It is about money. That is why technology giants such as Google, Yahoo!, and Microsoft allow themselves to be co-opted into helping China enforce domestic mind control; why the world averts its gaze from the Darfur genocide China underwrites through its Sudanese oil purchases; and why whatever international protests might materialize in response to China’s violent suppression of Tibetan revolt are likely to be symbolic.
The odds are that talk of an Olympic boycott to express solidarity with Tibet’s plight will remain just that: talk. There is too much cash on the table for conscience to prevail. Public opinion may cry in sympathy with Tibet, but do not expect democratic governments to do anything to wipe away the tears.
At the moment, China’s economy is more or less in the same league as those of the United Kingdom, Germany, and France. The United States and Japan are still, respectively, the first and second most potent economic powers. Sooner rather than later, however, many project China will be number one. China, of course, is the world’s most populous nation. Consumer-driven economies of the First World dream of tapping into China’s unexploited markets. In the meantime, the prosperity of developed nations is buoyed by cheap goods — ranging from toys to cement — produced by China, which is also the world’s fastest-growing economy.
The West’s self-delusional cycle of hoping to cash in on Chinese consumer markets while becoming dependent on Chinese exports holds the US especially captive.
The plight of Tibet’s Buddhist population pales in comparison with America’s need for China’s cash. By the time President Bush leaves office, US national debt is projected to reach about $10 trillion. About half of that is the cost to date of the Iraq War, the first since the American Revolution to be fought primarily with money borrowed abroad. Much of the remaining $5 trillion is also due to the free-spending Bush White House, which, during the years the Republicans controlled Congress, failed to restrain pork while enacting tax cuts that squandered the surplus accrued during Bill Clinton’s presidency.
China, of course, holds a huge slice of that debt. And you do not need an MBA to know it is not smart to insult the one who controls your credit cards. Even a champion of Tibetan liberation such as Democratic House Speaker Nancy Pelosi knows that; no doubt that’s the reason she seeks to defuse talk of an Olympic boycott.

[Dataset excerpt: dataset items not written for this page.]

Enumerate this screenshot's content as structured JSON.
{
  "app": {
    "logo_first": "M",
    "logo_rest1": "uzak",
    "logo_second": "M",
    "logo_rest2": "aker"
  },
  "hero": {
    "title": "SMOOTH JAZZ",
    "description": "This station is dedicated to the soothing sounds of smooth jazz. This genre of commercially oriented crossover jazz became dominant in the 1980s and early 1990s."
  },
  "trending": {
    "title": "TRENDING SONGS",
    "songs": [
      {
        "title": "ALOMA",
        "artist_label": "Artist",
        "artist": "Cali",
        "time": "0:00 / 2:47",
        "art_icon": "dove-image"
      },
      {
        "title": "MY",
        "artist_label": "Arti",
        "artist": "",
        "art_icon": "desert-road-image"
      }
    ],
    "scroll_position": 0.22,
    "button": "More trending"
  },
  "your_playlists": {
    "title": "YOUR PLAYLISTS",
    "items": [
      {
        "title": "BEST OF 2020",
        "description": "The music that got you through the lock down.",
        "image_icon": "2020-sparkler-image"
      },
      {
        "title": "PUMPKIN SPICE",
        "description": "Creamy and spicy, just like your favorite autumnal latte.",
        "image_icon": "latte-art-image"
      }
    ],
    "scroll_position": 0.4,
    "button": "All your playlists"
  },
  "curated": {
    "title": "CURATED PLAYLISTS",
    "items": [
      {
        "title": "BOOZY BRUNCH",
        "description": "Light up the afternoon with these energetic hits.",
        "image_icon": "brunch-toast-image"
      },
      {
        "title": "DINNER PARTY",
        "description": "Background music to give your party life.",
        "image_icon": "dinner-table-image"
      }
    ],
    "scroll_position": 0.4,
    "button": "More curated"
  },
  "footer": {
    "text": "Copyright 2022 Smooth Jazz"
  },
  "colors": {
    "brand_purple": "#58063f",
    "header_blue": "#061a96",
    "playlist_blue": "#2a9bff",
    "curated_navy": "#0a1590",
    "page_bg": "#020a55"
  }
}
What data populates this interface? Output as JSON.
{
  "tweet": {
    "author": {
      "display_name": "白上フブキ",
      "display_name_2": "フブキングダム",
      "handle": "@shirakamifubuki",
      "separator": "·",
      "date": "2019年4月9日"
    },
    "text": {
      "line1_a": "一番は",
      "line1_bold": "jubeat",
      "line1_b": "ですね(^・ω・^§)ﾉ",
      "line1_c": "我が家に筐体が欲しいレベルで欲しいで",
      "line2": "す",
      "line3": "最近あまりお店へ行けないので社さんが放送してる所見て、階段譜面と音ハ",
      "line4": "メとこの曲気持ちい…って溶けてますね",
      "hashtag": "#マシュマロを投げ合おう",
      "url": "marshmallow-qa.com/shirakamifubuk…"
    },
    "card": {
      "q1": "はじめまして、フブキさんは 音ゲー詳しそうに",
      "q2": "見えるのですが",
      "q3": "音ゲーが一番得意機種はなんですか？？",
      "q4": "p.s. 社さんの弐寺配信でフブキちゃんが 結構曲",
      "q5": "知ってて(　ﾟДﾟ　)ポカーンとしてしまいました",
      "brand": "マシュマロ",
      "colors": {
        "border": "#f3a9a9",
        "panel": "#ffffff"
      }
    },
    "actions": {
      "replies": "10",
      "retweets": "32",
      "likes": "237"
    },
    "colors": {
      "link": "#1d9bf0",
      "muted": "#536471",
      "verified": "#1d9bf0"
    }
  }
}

The day before a small protest of Buddhist monks was foiled by Chinese security forces, sparking the riots that have roiled Tibet and prompting demonstrations in Chinese communities with substantial Tibetan populations, the State Department removed China from its list of the top-10 most repressive nations.
China may not be as totalitarian as it once was, but it is still an unregenerate authoritarian state. The freedoms that China enjoys are principally economic. The press is regulated, religion co-opted, the Internet neutered, and dissent — as Tiananmen Square demonstrated — suppressed with deadly force.
The world today is a smaller, more interdependent place since China invaded Tibet nearly 60 years ago. The US needs China’s help to keep Iran from going nuclear and to disarm the North Korean nuclear threat. Those important imperatives, coupled with incremental steps toward a more open society, undoubtedly figured in the decision to reassess America’s official view of China as the worst sort of international pariah. But these factors are symptomatic of America’s addiction to China’s cash.